言葉や思考が暴走する時代に、身体を冒険することの切実さを思い出させてくれる作品です。
── 石橋静河/俳優
私はしまじをマイクパフォーマーだと思っている節がある。思えば2012年の秋、フランクフルトでのザ・フォーサイス・カンパニー公演で初めてしまじの身体表現に出会った際にも、ステージ上に設置されたスタンドマイクを掴んで放さず、声帯という身体をも用いて劇場を震撼させていた。屈指のマイクパフォーマーである環ROYさんとの邂逅は、必然だったのだとしか思えない。
── 森山未來/パフォーマー
2017年に、初めて見てからあっという間に月日がたった。
互いの領域を浸食しあいながら交錯するふたりからは、不安定なようでいて底知れない安定感が感じられ、その矛盾がすばらしいと感じた。

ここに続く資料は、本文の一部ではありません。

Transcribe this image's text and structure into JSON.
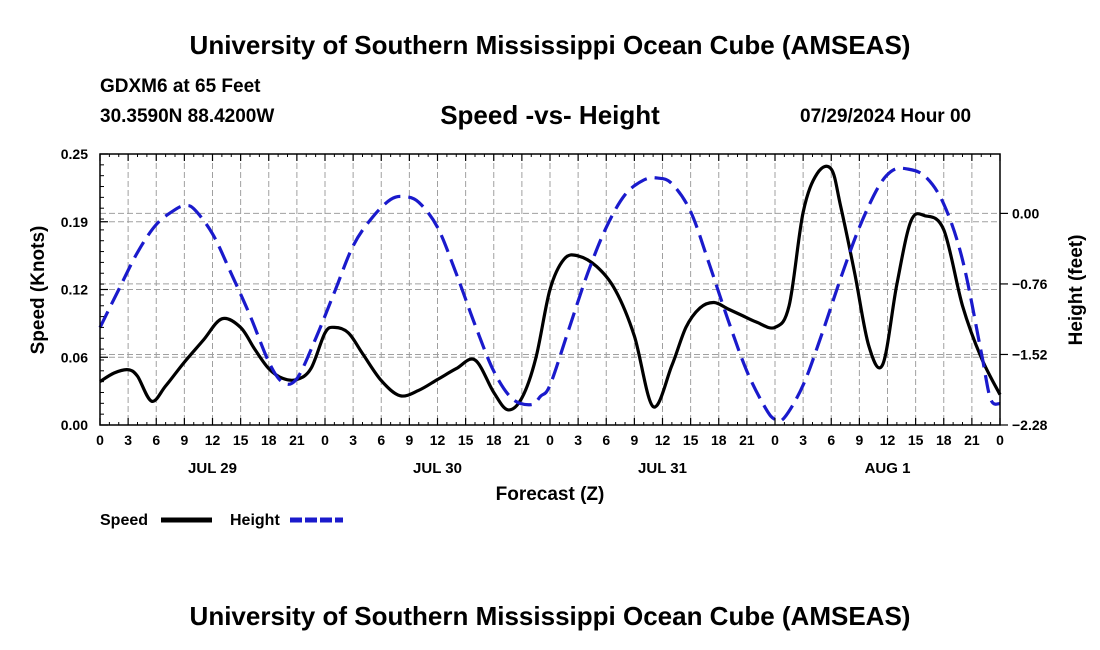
{
  "header": {
    "title": "University of Southern Mississippi Ocean Cube (AMSEAS)",
    "station": "GDXM6 at 65 Feet",
    "coords": "30.3590N  88.4200W",
    "subtitle": "Speed -vs- Height",
    "issue_time": "07/29/2024 Hour 00"
  },
  "footer": {
    "title": "University of Southern Mississippi Ocean Cube (AMSEAS)"
  },
  "colors": {
    "speed": "#000000",
    "height": "#1a1acc",
    "grid": "#a0a0a0"
  },
  "chart_data": {
    "type": "line",
    "title": "Speed -vs- Height",
    "xlabel": "Forecast (Z)",
    "ylabel": "Speed (Knots)",
    "y2label": "Height (feet)",
    "xlim": [
      0,
      96
    ],
    "ylim": [
      0,
      0.25
    ],
    "y2lim": [
      -2.28,
      0.64
    ],
    "x_ticks": [
      0,
      3,
      6,
      9,
      12,
      15,
      18,
      21,
      24,
      27,
      30,
      33,
      36,
      39,
      42,
      45,
      48,
      51,
      54,
      57,
      60,
      63,
      66,
      69,
      72,
      75,
      78,
      81,
      84,
      87,
      90,
      93,
      96
    ],
    "x_tick_labels": [
      "0",
      "3",
      "6",
      "9",
      "12",
      "15",
      "18",
      "21",
      "0",
      "3",
      "6",
      "9",
      "12",
      "15",
      "18",
      "21",
      "0",
      "3",
      "6",
      "9",
      "12",
      "15",
      "18",
      "21",
      "0",
      "3",
      "6",
      "9",
      "12",
      "15",
      "18",
      "21",
      "0"
    ],
    "date_labels": [
      {
        "x": 12,
        "label": "JUL 29"
      },
      {
        "x": 36,
        "label": "JUL 30"
      },
      {
        "x": 60,
        "label": "JUL 31"
      },
      {
        "x": 84,
        "label": "AUG 1"
      }
    ],
    "y_ticks": [
      0.0,
      0.0625,
      0.125,
      0.1875,
      0.25
    ],
    "y_tick_labels": [
      "0.00",
      "0.06",
      "0.12",
      "0.19",
      "0.25"
    ],
    "y2_ticks": [
      0.0,
      -0.76,
      -1.52,
      -2.28
    ],
    "y2_tick_labels": [
      "0.00",
      "−0.76",
      "−1.52",
      "−2.28"
    ],
    "grid": true,
    "legend": {
      "position": "bottom-left",
      "entries": [
        "Speed",
        "Height"
      ]
    },
    "series": [
      {
        "name": "Speed",
        "axis": "left",
        "style": "solid",
        "x": [
          0,
          1.5,
          3,
          4,
          5.5,
          7,
          9,
          11,
          13,
          15,
          16.5,
          18,
          19.5,
          21,
          22.5,
          24,
          25,
          26.5,
          28,
          30,
          32,
          34,
          36,
          38,
          40,
          42,
          43.5,
          45,
          46.5,
          48,
          49.5,
          51,
          53,
          55,
          57,
          59,
          61,
          62.5,
          64,
          65.5,
          67,
          68.5,
          70,
          72,
          73.5,
          75,
          76.5,
          78,
          79,
          80.5,
          82,
          83.5,
          85,
          86.5,
          88,
          90,
          92,
          94,
          96
        ],
        "y": [
          0.04,
          0.048,
          0.051,
          0.045,
          0.022,
          0.036,
          0.058,
          0.078,
          0.098,
          0.09,
          0.07,
          0.052,
          0.043,
          0.042,
          0.052,
          0.085,
          0.09,
          0.085,
          0.066,
          0.041,
          0.027,
          0.032,
          0.042,
          0.052,
          0.06,
          0.03,
          0.014,
          0.025,
          0.062,
          0.125,
          0.153,
          0.156,
          0.146,
          0.124,
          0.082,
          0.017,
          0.055,
          0.09,
          0.108,
          0.113,
          0.107,
          0.101,
          0.095,
          0.09,
          0.11,
          0.196,
          0.232,
          0.236,
          0.202,
          0.14,
          0.073,
          0.056,
          0.13,
          0.188,
          0.193,
          0.18,
          0.11,
          0.062,
          0.028
        ]
      },
      {
        "name": "Height",
        "axis": "right",
        "style": "dashed",
        "x": [
          0,
          2,
          4,
          6,
          8,
          9,
          10,
          12,
          14,
          16,
          18,
          19.5,
          21,
          23,
          25,
          27,
          29,
          31,
          32.5,
          34,
          36,
          38,
          40,
          42,
          44,
          46,
          47,
          48,
          50,
          52,
          54,
          56,
          58,
          59.5,
          61,
          63,
          65,
          67,
          69,
          71,
          72,
          73,
          75,
          77,
          79,
          81,
          83,
          84.5,
          86,
          88,
          90,
          92,
          94,
          95,
          96
        ],
        "y": [
          -1.23,
          -0.82,
          -0.42,
          -0.12,
          0.04,
          0.08,
          0.05,
          -0.22,
          -0.65,
          -1.1,
          -1.6,
          -1.82,
          -1.78,
          -1.35,
          -0.85,
          -0.35,
          -0.05,
          0.15,
          0.18,
          0.12,
          -0.15,
          -0.65,
          -1.2,
          -1.7,
          -2.0,
          -2.06,
          -1.97,
          -1.85,
          -1.25,
          -0.65,
          -0.15,
          0.2,
          0.36,
          0.38,
          0.32,
          0.02,
          -0.55,
          -1.15,
          -1.7,
          -2.1,
          -2.22,
          -2.2,
          -1.85,
          -1.3,
          -0.7,
          -0.15,
          0.28,
          0.46,
          0.48,
          0.4,
          0.1,
          -0.5,
          -1.5,
          -2.0,
          -2.05
        ]
      }
    ]
  }
}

この10年で、わたしと彼らの間には互いの作品制作を通じいくばくかの交流がうまれ、かれらをすこしだけ内側から見るようになった。
そしてやはりふたりには中心がないと感じる。
とてもよい意味で中心がないので、だからなおさらにしなやかで、それでいて互いに石のような硬さをもっていて、そのやわらかな石たちの路上での戯れこそが「ありか」なのかもしれないと感じる。
やわらかくて、かたい。
かわったようで、かわらない。
今年また、同じ場所で違う風景が見えてくることをたのしみにしている。
── さわひらき/美術家
ん? 10周年? ホントに?!
10歳トシを取った島地保武と環ROY、世界も10年分変わっている。
たぶん10年前より世界は良くない。でもだからこそラップしダンスする意味がある。
10周年おめでとうございます。
── 佐々木敦/HEADZ
よく晴れた朝の駒沢公園、存在を確かめ合うように身体を動かす2人の撮影から宣伝美術 (三ッ間菖子)と特設サイト (http://shimaji.jp/arika)のプロジェクトは始まりました。
真っ暗な劇場の舞台、ダンスとラップでお互いを肯定しながら立ち上がったパフォーマンスがあの日から続き、ふたたび目の前に現れることが楽しみです。